What You Need To Know

  • The exhibit of North Carolina money is inside Wilson Library at UNC Chapel Hill
  • The Wilson Special Collections Library is located on Polk Place on the UNC Chapel Hill campus
  • The library is open Monday through Friday from 9 a.m.-5p.m.

The way we think of money today is very different from the way people thought of it then.

“Money is stable, doesn't change very rapidly. It's reliable. We don't have to worry about counterfeits. We don't have to worry about whether or not someone will accept it. It is simply there to serve its purpose as an interchange,” Bob Schreiner said.

According to Schreiner, that really wasn’t the case in North Carolina or the United States before 1865.

“A very confusing situation during that time. It was one in which you couldn't trust what you might have in your pocket. That might be money and might be fraudulent. It was a very problematic time in terms of money,” Schreiner said.

Schreiner is the curatorial specialist for the exhibit of North Carolina money inside Wilson Library at UNC Chapel Hill.

“But to, to just see how much different things were in the past than they are in the present is sort of the essence of history. And we learn to some extent to compare what we do today with what was done in the past,” Schreiner said.

He explained colonies controlled by Great Britain weren’t allowed to make their own money before the Revolutionary War.

“The object was to have all of the money. And at that time money meant coins of gold and silver and copper of intrinsic metal value. It wasn't money unless it as an object was worth something,” Schreiner said.
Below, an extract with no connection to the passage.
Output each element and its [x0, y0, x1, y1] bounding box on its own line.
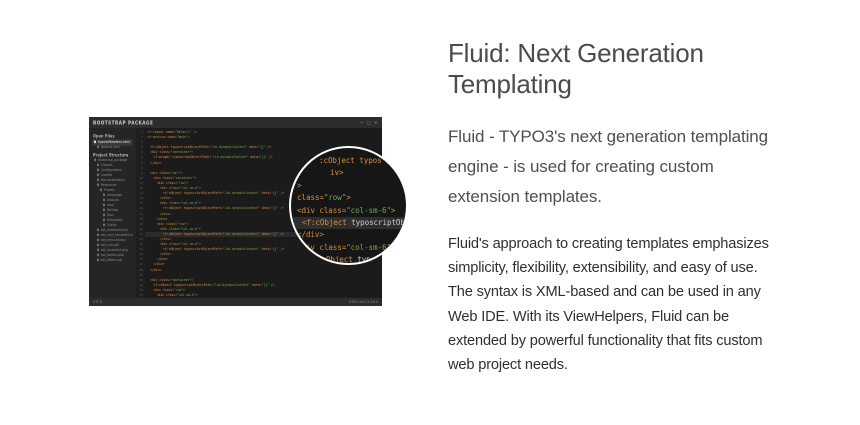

It meant in order to buy something from Great Britain it had must be paid for in coins of intrinsic value.

“So that meant our flow of coins went to Great Britain, and we never had enough money here. Great Britain would let the colonies produce paper money, which everyone hated, because everyone wanted coins of intrinsic value,” Schreiner said.

North Carolina then produced about 25 different issues of paper money, the images on the money in that time helped people accept the money, because it was attractive and had images they recognized.

“If they didn't know that it was good, it looked good and might be good enough to let them accept it and transaction,” Schreiner said.

In 1799 gold was discovered in North Carolina and changed the way money was thought of again.

“Some private entrepreneurs set up a mint in North Carolina. They were jewelers and goldsmiths from Germany originally. And they produced coins from what miners brought to them,” Schreiner said.

Then, almost 40 years later, the state lobbied the federal government for a mint in Charlotte.

“Private coins that were sound value. So you take your bullion to them, they would assay, which means determine its purity, melt it and make coins,” Schreiner said.

This new mint became the largest in the colonies and continued the evolution of money until the federal government took over after the Civil War.

“People take money for granted now, not in terms of having enough, but in terms of being what's in your pocket. You can spend readily. It wasn't always the case,” Schreiner said.

The Wilson Special Collections Library is located on Polk Place on the UNC Chapel Hill campus. The library is open Monday through Friday from 9 a.m.-5 p.m. and closed on the weekends.